Miho Nakayama singles chronology
| "Megamitachi no Bōken" (1990) | "Aishiterutte Iwanai!" (1990) | "Kore kara no I Love You" (1991) |

= Aishiterutte Iwanai! =

1990 single by Miho Nakayama

"Aishiterutte Iwanai!" (愛してるっていわない!) is the 20th single by Japanese entertainer Miho Nakayama. Written by Yoshihiko Andō and Hitoshi Haba, the single was released on October 22, 1990, by King Records.

==Background and release==
"Aishiterutte Iwanai!" was used as the theme song of the Fuji TV drama series Suteki na Kataomoi (すてきな片想い), which also starred Nakayama. The B-side is "Without You", a Christmas song written by Nakayama (under her pseudonym "Mizuho Kitayama") for a Citizen Watch commercial she starred in.

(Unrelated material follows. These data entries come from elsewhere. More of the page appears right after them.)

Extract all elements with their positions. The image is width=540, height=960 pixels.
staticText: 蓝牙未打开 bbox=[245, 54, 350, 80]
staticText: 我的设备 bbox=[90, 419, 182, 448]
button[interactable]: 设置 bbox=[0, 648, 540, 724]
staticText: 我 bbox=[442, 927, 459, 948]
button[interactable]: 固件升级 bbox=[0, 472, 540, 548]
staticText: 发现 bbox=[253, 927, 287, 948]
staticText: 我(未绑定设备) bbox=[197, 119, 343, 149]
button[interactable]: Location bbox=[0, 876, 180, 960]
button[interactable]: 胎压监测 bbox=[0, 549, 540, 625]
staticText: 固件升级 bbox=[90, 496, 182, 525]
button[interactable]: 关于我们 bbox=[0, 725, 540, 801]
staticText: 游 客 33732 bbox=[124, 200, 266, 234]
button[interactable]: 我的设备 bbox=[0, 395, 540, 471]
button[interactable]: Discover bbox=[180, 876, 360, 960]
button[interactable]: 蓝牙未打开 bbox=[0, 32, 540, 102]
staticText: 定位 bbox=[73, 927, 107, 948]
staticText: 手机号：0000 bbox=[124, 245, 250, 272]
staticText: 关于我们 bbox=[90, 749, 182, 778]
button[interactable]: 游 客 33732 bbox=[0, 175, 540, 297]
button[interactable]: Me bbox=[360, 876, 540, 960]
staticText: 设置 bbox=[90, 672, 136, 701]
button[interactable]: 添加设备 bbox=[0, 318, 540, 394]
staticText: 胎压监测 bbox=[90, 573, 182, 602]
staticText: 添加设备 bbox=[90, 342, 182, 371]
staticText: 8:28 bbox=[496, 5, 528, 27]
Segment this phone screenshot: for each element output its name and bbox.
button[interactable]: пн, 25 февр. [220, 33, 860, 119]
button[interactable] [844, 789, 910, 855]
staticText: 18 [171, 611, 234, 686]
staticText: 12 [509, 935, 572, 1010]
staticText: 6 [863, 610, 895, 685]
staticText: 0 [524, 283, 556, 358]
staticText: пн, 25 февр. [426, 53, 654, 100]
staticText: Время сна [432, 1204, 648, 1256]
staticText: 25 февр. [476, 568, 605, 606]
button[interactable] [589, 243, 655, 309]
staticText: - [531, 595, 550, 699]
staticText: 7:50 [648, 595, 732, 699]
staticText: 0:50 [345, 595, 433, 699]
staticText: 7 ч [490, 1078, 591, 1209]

"Aishiterutte Iwanai!" became Nakayama's third straight No. 3 on Oricon's weekly singles chart. It sold over 361,000 copies and was certified Gold by the RIAJ.

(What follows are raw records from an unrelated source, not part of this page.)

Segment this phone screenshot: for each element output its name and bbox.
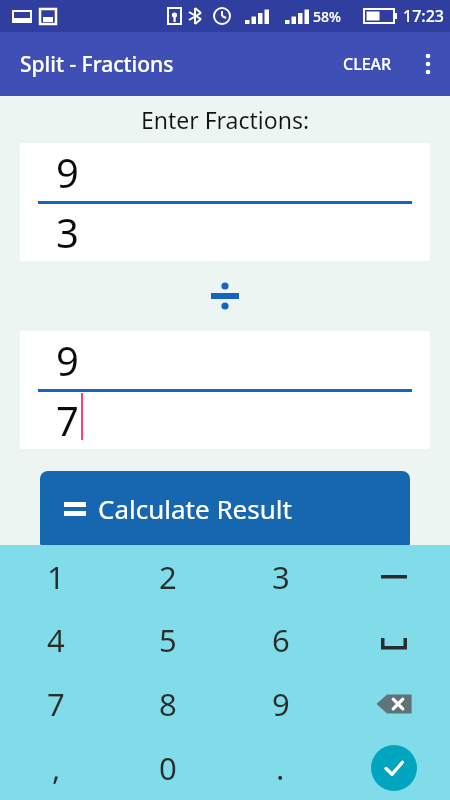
button[interactable]: space — [337, 608, 450, 672]
staticText: 3 — [56, 205, 79, 259]
staticText: 8 — [159, 683, 177, 725]
button[interactable]: minus — [337, 545, 450, 608]
staticText: 9 — [56, 333, 79, 387]
staticText: 6 — [272, 619, 290, 661]
staticText: 9 — [272, 683, 290, 725]
staticText: Calculate Result — [98, 491, 292, 526]
staticText: 7 — [47, 683, 65, 725]
staticText: 9 — [56, 145, 79, 199]
staticText: 4 — [47, 619, 65, 661]
button[interactable]: . — [224, 736, 337, 800]
button[interactable]: 2 — [112, 545, 224, 608]
button[interactable]: More options — [406, 42, 450, 86]
staticText: Split - Fractions — [20, 50, 174, 79]
button[interactable]: Calculate Result — [40, 471, 410, 551]
button[interactable]: , — [0, 736, 112, 800]
staticText: CLEAR — [343, 53, 392, 75]
button[interactable]: ok — [337, 736, 450, 800]
button[interactable]: 7 — [0, 672, 112, 736]
button[interactable]: 0 — [112, 736, 224, 800]
staticText: 2 — [159, 556, 177, 598]
staticText: 58% — [313, 7, 341, 26]
button[interactable]: 9 — [20, 143, 430, 261]
staticText: 7 — [56, 393, 79, 447]
button[interactable]: 9 — [224, 672, 337, 736]
button[interactable]: CLEAR — [333, 45, 402, 83]
button[interactable]: 3 — [224, 545, 337, 608]
button[interactable]: 8 — [112, 672, 224, 736]
button[interactable]: back — [337, 672, 450, 736]
button[interactable]: 1 — [0, 545, 112, 608]
staticText: 17:23 — [403, 5, 444, 27]
staticText: 0 — [159, 747, 177, 789]
staticText: Enter Fractions: — [0, 104, 450, 135]
staticText: 5 — [159, 619, 177, 661]
button[interactable]: 6 — [224, 608, 337, 672]
button[interactable]: 5 — [112, 608, 224, 672]
staticText: , — [52, 747, 61, 789]
button[interactable]: 4 — [0, 608, 112, 672]
staticText: 3 — [272, 556, 290, 598]
staticText: . — [276, 747, 285, 789]
staticText: 1 — [47, 556, 65, 598]
button[interactable]: 9 — [20, 331, 430, 449]
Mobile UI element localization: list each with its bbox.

Nakayama performed the song on the 41st Kōhaku Uta Gassen in 1990.

==Track listing==

8cm CD single
| No. | Title | Lyrics | Music | Arrangement | Length |
|---|---|---|---|---|---|
| 1. | "Aishiterutte Iwanai!" ((愛してるっていわない!; "I Don't Love You!")) | Yoshihiko Andō | Hitoshi Haba | Nobuhiko Kashiwara |  |
| 2. | "Without You" | Mizuho Kitayama | Kazuo Ōtani | Ōtani |  |

==Charts==
Weekly charts

| Chart (1990) | Peak position |
|---|---|
| Oricon Weekly Singles Chart | 3 |

Year-end charts

| Chart (1990) | Peak position |
|---|---|
| Oricon Year-End Chart | 61 |

| Chart (1991) | Peak position |
|---|---|
| Oricon Year-End Chart | 85 |

== Certification ==

| Region | Certification | Certified units/sales |
| Japan (RIAJ) | Gold | 200,000^{^} |
^{^} Shipments figures based on certification alone.